Sir Andrew Dilnot mentioned individuals face a “later life care value lottery” which may pressure them to promote the household residence to pay residential residence payments averaging £800 per week.
His assessment really helpful a £35,000 care invoice restrict and a rise within the means-tested threshold – above which better-off persons are responsible for full care prices – from £23,250 to £100,000.
However implementation of the 2011 proposals has been repeatedly delayed and earlier this week the Treasury reportedly axed plans to introduce a cap of round £75,000 by 2020.
On the inaugural Royal London annual lecture, Sir Andrew instructed a cap would additionally imply individuals may take out insurance coverage insurance policies to cowl the price.
Corporations would provide the insurance coverage as a result of they knew what the utmost payout might be.
He mentioned: “Many people won’t must spend giant quantities on care in later life, however for many who do, the prices will be enormous. “We have to discover a strategy to pool this danger somewhat than let or not it’s a later life care value lottery.
A cap on care prices removes the catastrophic danger going through us all, and will assist to stimulate extra provision of personal sector monetary companies.
“Coupled with a reform to means-tested state assist, this might assist sort out the ‘damaged’ care market.”
His name comes as pensioners have been warned that they need to cease concerning their properties as “an asset to present to their offspring”.
Social care minister Jackie Doyle-Value mentioned it was “unfair” for youthful taxpayers to “prop up individuals to maintain their property” when it might be offered to assist pay for their very own care wants.
Her stark language contrasts with Conservative guarantees final 12 months to ensure properties individuals have “labored for and saved for” might be handed on to their kids.

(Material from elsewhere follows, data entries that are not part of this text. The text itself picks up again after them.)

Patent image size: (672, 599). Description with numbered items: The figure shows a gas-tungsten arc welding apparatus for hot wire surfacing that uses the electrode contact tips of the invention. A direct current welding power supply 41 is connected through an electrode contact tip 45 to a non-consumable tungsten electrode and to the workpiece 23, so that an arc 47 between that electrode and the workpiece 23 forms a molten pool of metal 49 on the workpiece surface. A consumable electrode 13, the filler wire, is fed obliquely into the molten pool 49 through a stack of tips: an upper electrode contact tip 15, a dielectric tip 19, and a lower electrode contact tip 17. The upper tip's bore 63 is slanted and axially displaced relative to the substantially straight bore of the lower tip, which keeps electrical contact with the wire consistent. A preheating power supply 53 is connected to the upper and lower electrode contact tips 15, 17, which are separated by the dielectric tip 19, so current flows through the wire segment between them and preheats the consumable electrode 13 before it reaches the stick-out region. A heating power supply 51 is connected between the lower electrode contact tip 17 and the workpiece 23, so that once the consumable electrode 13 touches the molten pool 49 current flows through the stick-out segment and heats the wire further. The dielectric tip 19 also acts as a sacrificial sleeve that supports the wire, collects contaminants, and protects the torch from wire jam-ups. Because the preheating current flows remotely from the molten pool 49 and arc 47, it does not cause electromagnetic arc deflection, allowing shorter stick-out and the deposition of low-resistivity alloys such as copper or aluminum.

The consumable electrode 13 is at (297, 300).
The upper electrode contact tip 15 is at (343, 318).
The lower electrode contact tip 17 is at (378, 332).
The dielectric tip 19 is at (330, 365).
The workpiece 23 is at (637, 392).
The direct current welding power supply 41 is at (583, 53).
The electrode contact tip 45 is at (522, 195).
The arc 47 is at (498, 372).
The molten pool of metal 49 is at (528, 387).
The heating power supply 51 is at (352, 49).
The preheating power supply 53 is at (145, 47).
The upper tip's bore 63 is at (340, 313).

The Conservatives shelved a manifesto plan to make middle-class pensioners pay in direction of care they obtain in their very own properties after it proved massively unpopular with voters, however critics say Ms Doyle-Value’s feedback counsel the coverage has been “resurrected”.
Former pensions minister Sir Steve Webb, now on the mutual Royal London, mentioned: “The ‘Dilnot’ cap on lifetime care value is a vital a part of the reply. It’s only truthful to ensure that those that are unlucky sufficient to face enormous long-term care prices in later life don’t face a limiteless invoice.”
A brand new survey from the Affiliation Of Administrators Of Grownup Social Companies exhibits greater than half of councils anticipate to overspend their grownup social care budgets this 12 months.